Hedge Funds Placed Bullish Brent Bets as Prices Continue to Drop

Money managers boosted net-long positions by 23 percent to 132,239 contracts in the week ended Dec. 16.

(Bloomberg) — Hedge funds and other financial traders increased bullish bets on Brent crude, adding to wagers for a fourth week while prices extended declines.

Money managers boosted net-long positions by 23 percent to 132,239 contracts in the week ended Dec. 16, according to ICE Futures Europe exchange.
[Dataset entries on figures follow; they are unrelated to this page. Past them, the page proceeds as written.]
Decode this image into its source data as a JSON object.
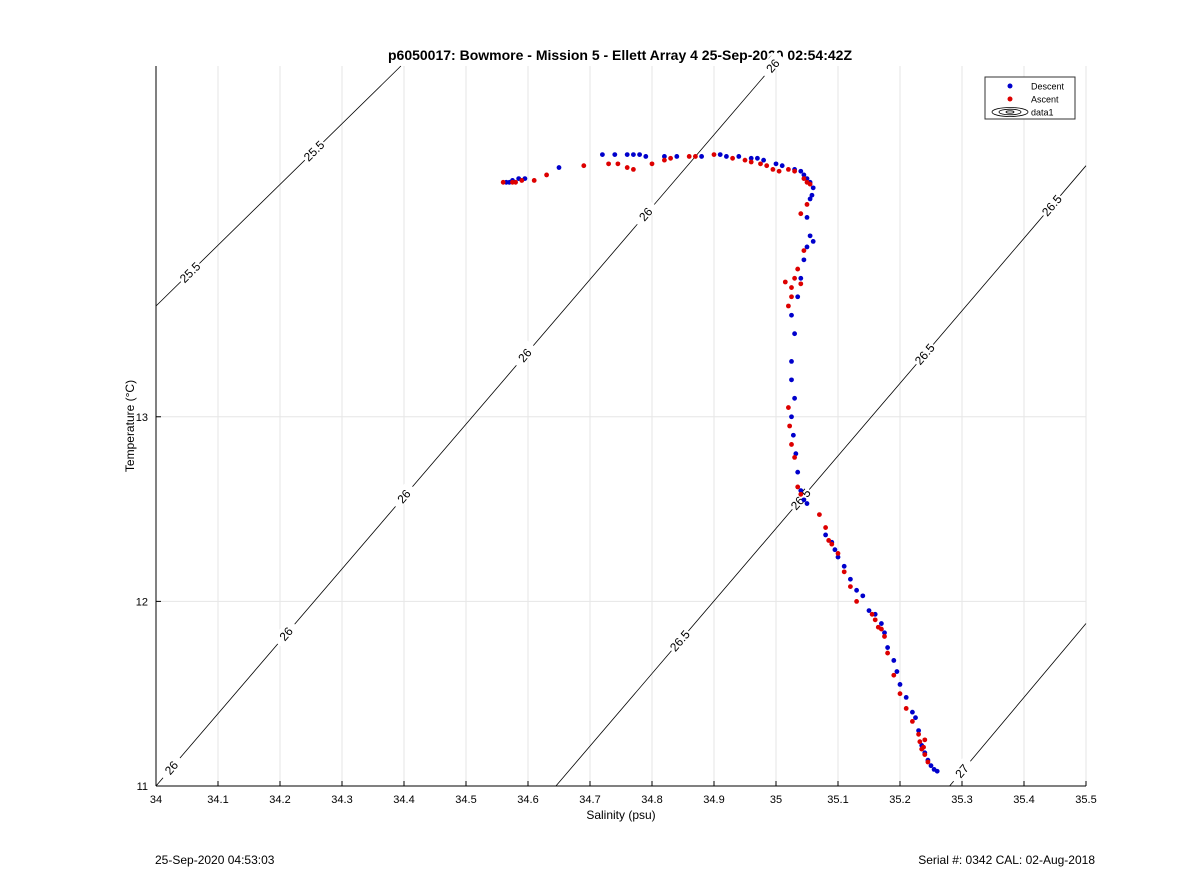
{
  "colors": {
    "descent": "#0000cc",
    "ascent": "#dd0000",
    "grid": "#e6e6e6",
    "isopycnal": "#000000"
  },
  "footer": {
    "timestamp": "25-Sep-2020 04:53:03",
    "serial_cal": "Serial #: 0342  CAL: 02-Aug-2018"
  },
  "chart_data": {
    "type": "scatter",
    "title": "p6050017: Bowmore - Mission 5 - Ellett Array 4 25-Sep-2020 02:54:42Z",
    "xlabel": "Salinity (psu)",
    "ylabel": "Temperature (°C)",
    "xlim": [
      34,
      35.5
    ],
    "ylim": [
      11,
      14.9
    ],
    "x_ticks": [
      "34",
      "34.1",
      "34.2",
      "34.3",
      "34.4",
      "34.5",
      "34.6",
      "34.7",
      "34.8",
      "34.9",
      "35",
      "35.1",
      "35.2",
      "35.3",
      "35.4",
      "35.5"
    ],
    "y_ticks": [
      "11",
      "12",
      "13"
    ],
    "grid": true,
    "legend": {
      "placement": "top-right",
      "entries": [
        "Descent",
        "Ascent",
        "data1"
      ]
    },
    "isopycnals": [
      {
        "label": "25.5",
        "x": [
          34.0,
          34.395
        ],
        "y": [
          13.6,
          14.9
        ],
        "label_x": [
          34.055,
          34.255
        ]
      },
      {
        "label": "26",
        "x": [
          34.0,
          34.995
        ],
        "y": [
          11.0,
          14.9
        ],
        "label_x": [
          34.025,
          34.21,
          34.4,
          34.595,
          34.79,
          34.995
        ]
      },
      {
        "label": "26.5",
        "x": [
          34.645,
          35.5
        ],
        "y": [
          11.0,
          14.36
        ],
        "label_x": [
          34.845,
          35.04,
          35.24,
          35.445
        ]
      },
      {
        "label": "27",
        "x": [
          35.28,
          35.5
        ],
        "y": [
          11.0,
          11.88
        ],
        "label_x": [
          35.3
        ]
      }
    ],
    "series": [
      {
        "name": "Descent",
        "points": [
          [
            34.585,
            14.29
          ],
          [
            34.575,
            14.28
          ],
          [
            34.57,
            14.27
          ],
          [
            34.595,
            14.29
          ],
          [
            34.565,
            14.27
          ],
          [
            34.65,
            14.35
          ],
          [
            34.72,
            14.42
          ],
          [
            34.74,
            14.42
          ],
          [
            34.76,
            14.42
          ],
          [
            34.78,
            14.42
          ],
          [
            34.77,
            14.42
          ],
          [
            34.79,
            14.41
          ],
          [
            34.82,
            14.41
          ],
          [
            34.84,
            14.41
          ],
          [
            34.88,
            14.41
          ],
          [
            34.91,
            14.42
          ],
          [
            34.92,
            14.41
          ],
          [
            34.94,
            14.41
          ],
          [
            34.96,
            14.4
          ],
          [
            34.97,
            14.4
          ],
          [
            34.98,
            14.39
          ],
          [
            35.0,
            14.37
          ],
          [
            35.01,
            14.36
          ],
          [
            35.03,
            14.34
          ],
          [
            35.04,
            14.33
          ],
          [
            35.045,
            14.31
          ],
          [
            35.05,
            14.29
          ],
          [
            35.055,
            14.27
          ],
          [
            35.06,
            14.24
          ],
          [
            35.058,
            14.2
          ],
          [
            35.055,
            14.18
          ],
          [
            35.05,
            14.08
          ],
          [
            35.055,
            13.98
          ],
          [
            35.06,
            13.95
          ],
          [
            35.05,
            13.92
          ],
          [
            35.045,
            13.85
          ],
          [
            35.04,
            13.75
          ],
          [
            35.035,
            13.65
          ],
          [
            35.025,
            13.55
          ],
          [
            35.03,
            13.45
          ],
          [
            35.025,
            13.3
          ],
          [
            35.025,
            13.2
          ],
          [
            35.03,
            13.1
          ],
          [
            35.025,
            13.0
          ],
          [
            35.028,
            12.9
          ],
          [
            35.032,
            12.8
          ],
          [
            35.035,
            12.7
          ],
          [
            35.04,
            12.6
          ],
          [
            35.045,
            12.55
          ],
          [
            35.05,
            12.53
          ],
          [
            35.08,
            12.36
          ],
          [
            35.09,
            12.32
          ],
          [
            35.095,
            12.28
          ],
          [
            35.1,
            12.24
          ],
          [
            35.11,
            12.19
          ],
          [
            35.12,
            12.12
          ],
          [
            35.13,
            12.06
          ],
          [
            35.14,
            12.03
          ],
          [
            35.15,
            11.95
          ],
          [
            35.16,
            11.93
          ],
          [
            35.17,
            11.88
          ],
          [
            35.175,
            11.83
          ],
          [
            35.18,
            11.75
          ],
          [
            35.19,
            11.68
          ],
          [
            35.195,
            11.62
          ],
          [
            35.2,
            11.55
          ],
          [
            35.21,
            11.48
          ],
          [
            35.22,
            11.4
          ],
          [
            35.225,
            11.37
          ],
          [
            35.23,
            11.3
          ],
          [
            35.235,
            11.22
          ],
          [
            35.24,
            11.18
          ],
          [
            35.245,
            11.14
          ],
          [
            35.25,
            11.11
          ],
          [
            35.255,
            11.09
          ],
          [
            35.26,
            11.08
          ]
        ]
      },
      {
        "name": "Ascent",
        "points": [
          [
            34.56,
            14.27
          ],
          [
            34.575,
            14.27
          ],
          [
            34.58,
            14.27
          ],
          [
            34.59,
            14.28
          ],
          [
            34.61,
            14.28
          ],
          [
            34.63,
            14.31
          ],
          [
            34.69,
            14.36
          ],
          [
            34.73,
            14.37
          ],
          [
            34.745,
            14.37
          ],
          [
            34.76,
            14.35
          ],
          [
            34.77,
            14.34
          ],
          [
            34.8,
            14.37
          ],
          [
            34.82,
            14.39
          ],
          [
            34.83,
            14.4
          ],
          [
            34.86,
            14.41
          ],
          [
            34.87,
            14.41
          ],
          [
            34.9,
            14.42
          ],
          [
            34.93,
            14.4
          ],
          [
            34.95,
            14.39
          ],
          [
            34.96,
            14.38
          ],
          [
            34.975,
            14.37
          ],
          [
            34.985,
            14.36
          ],
          [
            34.995,
            14.34
          ],
          [
            35.005,
            14.33
          ],
          [
            35.02,
            14.34
          ],
          [
            35.03,
            14.33
          ],
          [
            35.045,
            14.29
          ],
          [
            35.05,
            14.27
          ],
          [
            35.055,
            14.26
          ],
          [
            35.05,
            14.15
          ],
          [
            35.04,
            14.1
          ],
          [
            35.045,
            13.9
          ],
          [
            35.035,
            13.8
          ],
          [
            35.04,
            13.72
          ],
          [
            35.03,
            13.75
          ],
          [
            35.025,
            13.7
          ],
          [
            35.015,
            13.73
          ],
          [
            35.02,
            13.6
          ],
          [
            35.025,
            13.65
          ],
          [
            35.02,
            13.05
          ],
          [
            35.022,
            12.95
          ],
          [
            35.025,
            12.85
          ],
          [
            35.03,
            12.78
          ],
          [
            35.035,
            12.62
          ],
          [
            35.04,
            12.58
          ],
          [
            35.07,
            12.47
          ],
          [
            35.08,
            12.4
          ],
          [
            35.085,
            12.33
          ],
          [
            35.09,
            12.31
          ],
          [
            35.1,
            12.26
          ],
          [
            35.11,
            12.16
          ],
          [
            35.12,
            12.08
          ],
          [
            35.13,
            12.0
          ],
          [
            35.155,
            11.93
          ],
          [
            35.16,
            11.9
          ],
          [
            35.165,
            11.86
          ],
          [
            35.17,
            11.85
          ],
          [
            35.175,
            11.81
          ],
          [
            35.18,
            11.72
          ],
          [
            35.19,
            11.6
          ],
          [
            35.2,
            11.5
          ],
          [
            35.21,
            11.42
          ],
          [
            35.22,
            11.35
          ],
          [
            35.23,
            11.28
          ],
          [
            35.232,
            11.24
          ],
          [
            35.235,
            11.2
          ],
          [
            35.24,
            11.17
          ],
          [
            35.245,
            11.13
          ],
          [
            35.238,
            11.21
          ],
          [
            35.24,
            11.25
          ]
        ]
      }
    ]
  }
}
Brent closed 2 percent lower that day after falling to the lowest since May 2009 amid concern that the market is oversupplied.

The Organization of Petroleum Exporting Countries resisted calls from members including Venezuela to reduce its production target of 30 million barrels a day when it met on Nov. 27 in Vienna. Brent fell as low as $58.50 a barrel on Dec. 16 and traded for $61.24 at 1:27 p.m. London time.

Producers, consumers and end users of crude became less bearish in the period covered by ICEs Commitments of Traders report. They pared their net-short position, or bets on falling prices, by 4.8 percent to 318,678 contracts.

ICE publishes, usually each Monday, aggregate numbers for long and short positions for speculators such as hedge funds and institutional investors, as well as commercial companies that buy or sell futures to protect against price moves. Analysts and investors follow changes in speculators positions because such transactions can reflect an expectation of a change in prices.